Before the weather gradually subsided on Friday morning, scores of trees were downed throughout the financial district by heavy rain and strong winds overnight.
In the afternoon, the typhoon signal was reduced, and public transit and services gradually resumed.
The people of Hainan, a tropical vacation destination in southern China, prepared for the strong storm.
Flood safety measures and pauses
Later on Friday, the provincial meteorological service predicted that Yagi will landfall somewhere between Wenchang City and Xuwen County in the neighboring province of Guangdong.
On Thursday, people reinforced their windows with tape and erected sandbag barriers outside of buildings to protect against potential flooding, according to a report from China’s official Xinhua news agency.
According to the official China Daily, businesses, jobs, transportation, and classes were all suspended as early as Wednesday night in several regions of the province.
On Friday, all flights at Haikou City’s international airport were grounded and a few tourist sites were stopped.
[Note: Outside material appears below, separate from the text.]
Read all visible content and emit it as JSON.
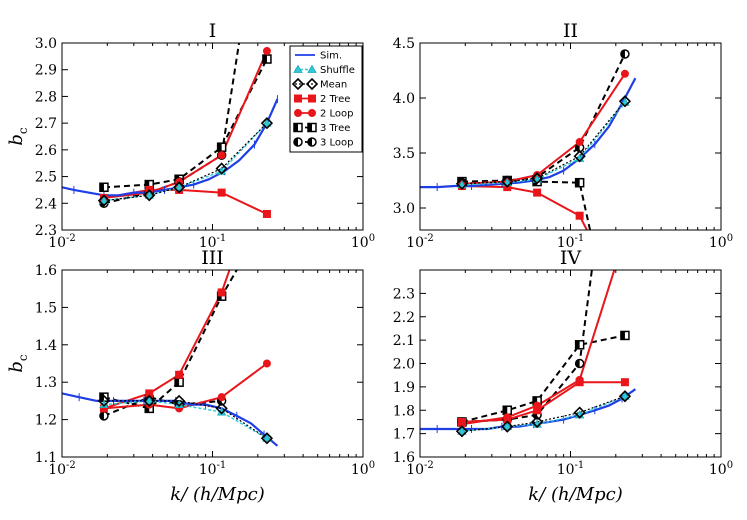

When Yagi made landfall on Wednesday in the South China Sea off the northwest coast of the Philippines, it was still a tropical storm. It caused extensive floods and landslides that killed at least 16 people and left 17 more missing, especially in the northern and central provinces where it affected over 2 million people.
Classes, jobs, inter-island ferry services, and domestic flights were affected for days, affecting about 47,600 individuals who were uprooted from their homes in Philippine regions, including the heavily populated metropolitan Manila region.